-
Notifications
You must be signed in to change notification settings - Fork 1
Description
Hello authors of ReflectiVA, thank you for the excellent open-source project!
After reviewing the code and paper, I am a bit confused about the re-rank part.
It seems to me that the released code of evaluation are just following the orginal ReflectiVA pipeline, where all the sections from the initial retrieved top-k entries assigned [REL] token will be used as extra input to answer the KB-VQA questions..
For the re-rank experiments, I believe that the reranker model is from the EchoSight project as indicated in the paper. However, I am not sure how you re-ranked the sections.

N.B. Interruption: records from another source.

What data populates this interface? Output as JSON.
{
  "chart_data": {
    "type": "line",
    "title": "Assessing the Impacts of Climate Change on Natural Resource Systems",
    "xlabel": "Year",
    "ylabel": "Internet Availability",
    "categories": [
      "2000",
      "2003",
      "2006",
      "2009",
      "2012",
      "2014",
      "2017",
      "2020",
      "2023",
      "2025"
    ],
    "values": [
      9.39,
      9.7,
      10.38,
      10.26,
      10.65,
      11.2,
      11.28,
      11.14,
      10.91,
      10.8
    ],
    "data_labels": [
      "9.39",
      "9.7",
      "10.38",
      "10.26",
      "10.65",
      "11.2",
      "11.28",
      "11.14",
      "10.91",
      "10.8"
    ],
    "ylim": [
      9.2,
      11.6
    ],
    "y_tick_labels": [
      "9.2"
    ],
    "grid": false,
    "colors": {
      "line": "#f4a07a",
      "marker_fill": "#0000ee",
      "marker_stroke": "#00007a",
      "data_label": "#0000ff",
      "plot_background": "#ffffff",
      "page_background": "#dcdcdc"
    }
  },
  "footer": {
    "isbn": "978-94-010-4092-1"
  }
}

The score in the native EchoSight pipeline is a weighted sum consisting of two parts, a). initial retrieval similarity score(cosine similarity score of the query image and the image feature of entried in KB calculated via EVA-CLIP-8B) + b). section score assessed by the trained multi-modal reranker. In orginal settings, the weights are 1:1 . I would appreciate it if you could ellaborate more details here. I think you are only using the part b). section score as in your released code rag_evaluation/encyclopedic/release_retrieval.py there is no information to the initial retrieval similarity score?(In your implemenation only E-VQA use image-to-image retrieval).
I would appreciate it if you could help to answer this question or release the code for the ablation study.